Text-Guided Image Invariant Feature Learning for Robust Image Watermarking
Muhammad Ahtesham, Xin Zhong
TL;DR
The paper tackles robust image watermarking under transformations by learning invariant features guided by text semantics. It introduces a text-guided invariant feature learning framework that leverages CLIP's image/text encoders and a 4096-d projector, optimized with a contrastive loss plus a decorrelation term, enforcing the objective $L_{total} = L_{pos} + L_{neg} + \lambda_{decorr} L_{decorr}$. Evaluations on Flickr8k, Flickr30k, OxfordPet, and STL10 show higher cosine similarity between original and distorted features and improved watermark extraction accuracy compared with SSL-based methods like SimCLR, BYOL, and DINO. The results indicate that grounding image representations in textual semantics yields robust watermarking suitable for real-world digital rights management and content authentication.
Abstract
Ensuring robustness in image watermarking is crucial for and maintaining content integrity under diverse transformations. Recent self-supervised learning (SSL) approaches, such as DINO, have been leveraged for watermarking but primarily focus on general feature representation rather than explicitly learning invariant features. In this work, we propose a novel text-guided invariant feature learning framework for robust image watermarking.
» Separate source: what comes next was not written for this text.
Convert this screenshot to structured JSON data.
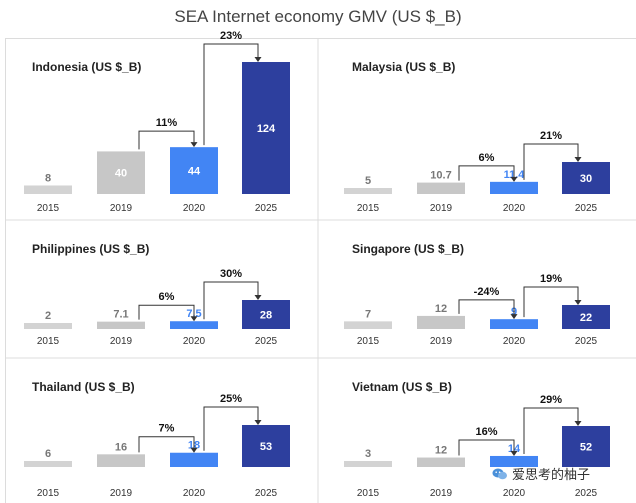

Our approach leverages CLIP's multimodal capabilities, using text embeddings as stable semantic anchors to enforce feature invariance under distortions. We evaluate the proposed method across multiple datasets, demonstrating superior robustness against various image transformations. Compared to state-of-the-art SSL methods, our model achieves higher cosine similarity in feature consistency tests and outperforms existing watermarking schemes in extraction accuracy under severe distortions. These results highlight the efficacy of our method in learning invariant representations tailored for robust deep learning-based watermarking.